Neden kadın ve erkek arasında bir güç mücadelesi var, anlayamıyorum. Bu yüzden ataerkil toplum da, anaerkil toplum da aşırılıkla dolu olduğu için benimseyemiyorum. İnsanların “cinsiyet” üzerinden birbirini baskı altına almasını mantığım kabul etmiyor. Keşke “cinsiyete bakış” özelinde aynı düşünceye sahip olmayan insanlar aynı toplum içinde yaşamasa diyeceğim ama böyle bir dünya mümkün değil.

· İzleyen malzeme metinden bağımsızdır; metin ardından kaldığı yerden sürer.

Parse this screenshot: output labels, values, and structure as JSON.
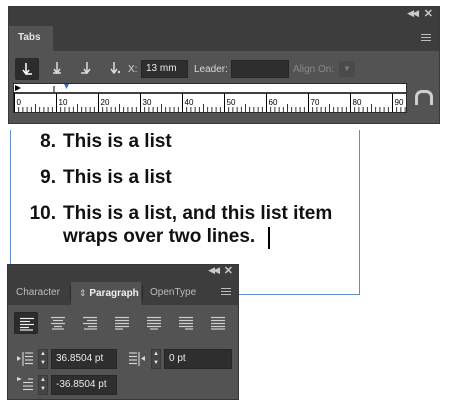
{
  "tabs_panel": {
    "title": "Tabs",
    "toolbar": {
      "x_label": "X:",
      "x_value": "13 mm",
      "leader_label": "Leader:",
      "leader_value": "",
      "align_on_label": "Align On:",
      "buttons": [
        {
          "name": "left-justified-tab-button",
          "icon": "arrow-down-right",
          "active": true
        },
        {
          "name": "center-justified-tab-button",
          "icon": "arrow-down-bar",
          "active": false
        },
        {
          "name": "right-justified-tab-button",
          "icon": "arrow-down-left",
          "active": false
        },
        {
          "name": "align-to-decimal-tab-button",
          "icon": "arrow-down-dot",
          "active": false
        }
      ]
    },
    "ruler": {
      "labels": [
        "0",
        "10",
        "20",
        "30",
        "40",
        "50",
        "60",
        "70",
        "80",
        "90"
      ]
    },
    "icons": [
      "collapse-icon",
      "close-icon",
      "panel-menu-icon",
      "position-panel-above-frame-icon"
    ]
  },
  "text_frame": {
    "items": [
      {
        "number": "8.",
        "lines": [
          "This is a list"
        ]
      },
      {
        "number": "9.",
        "lines": [
          "This is a list"
        ]
      },
      {
        "number": "10.",
        "lines": [
          "This is a list, and this list item",
          "wraps over two lines."
        ]
      }
    ],
    "frame_color": "#5b8fd0"
  },
  "paragraph_panel": {
    "tabs": [
      {
        "label": "Character",
        "active": false
      },
      {
        "label": "Paragraph",
        "active": true,
        "marker": "⇕"
      },
      {
        "label": "OpenType",
        "active": false
      }
    ],
    "alignment_buttons": [
      {
        "name": "align-left",
        "active": true
      },
      {
        "name": "align-center",
        "active": false
      },
      {
        "name": "align-right",
        "active": false
      },
      {
        "name": "justify-last-left",
        "active": false
      },
      {
        "name": "justify-last-center",
        "active": false
      },
      {
        "name": "justify-last-right",
        "active": false
      },
      {
        "name": "justify-all",
        "active": false
      }
    ],
    "left_indent": "36.8504 pt",
    "right_indent": "0 pt",
    "first_line_indent": "-36.8504 pt"
  },
  "colors": {
    "panel_bg": "#535353",
    "panel_chrome": "#3d3d3d",
    "field_bg": "#2e2e2e",
    "accent_tab_stop": "#3a6fb5"
  }
}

Keyifli, mutlu, mesafeli olarak sosyal ve sağlıklı bir Pazar dileğiyle.

Sevgilerimle 🌸🧿

1 Comments

  1. Elifcim kalemine sağlık . Bir çok yönden irdelenmiş konunla ilgili olarak olaya kadın veya erkek olarak biçilen rol ;kadın için sıklıkla hassasiyet, anlayış duygusallık,bağımlılık özellikleri, erkek içinse; liderlik, baskınlık, bağımsızlık gibi özelliklerle karakterize edilmiş. Oysa olaya kadın veya erkek olarak değilde insanlık beşeriyet yönüyle bakmak gerekir bence . Toplumlarda güçlü hangi cins olursa olsun zayıf olarak tanımlanan diğer cinse yapılan baskı ve mobingler ve her türlü zalimlikler insanlık ayıbıdır.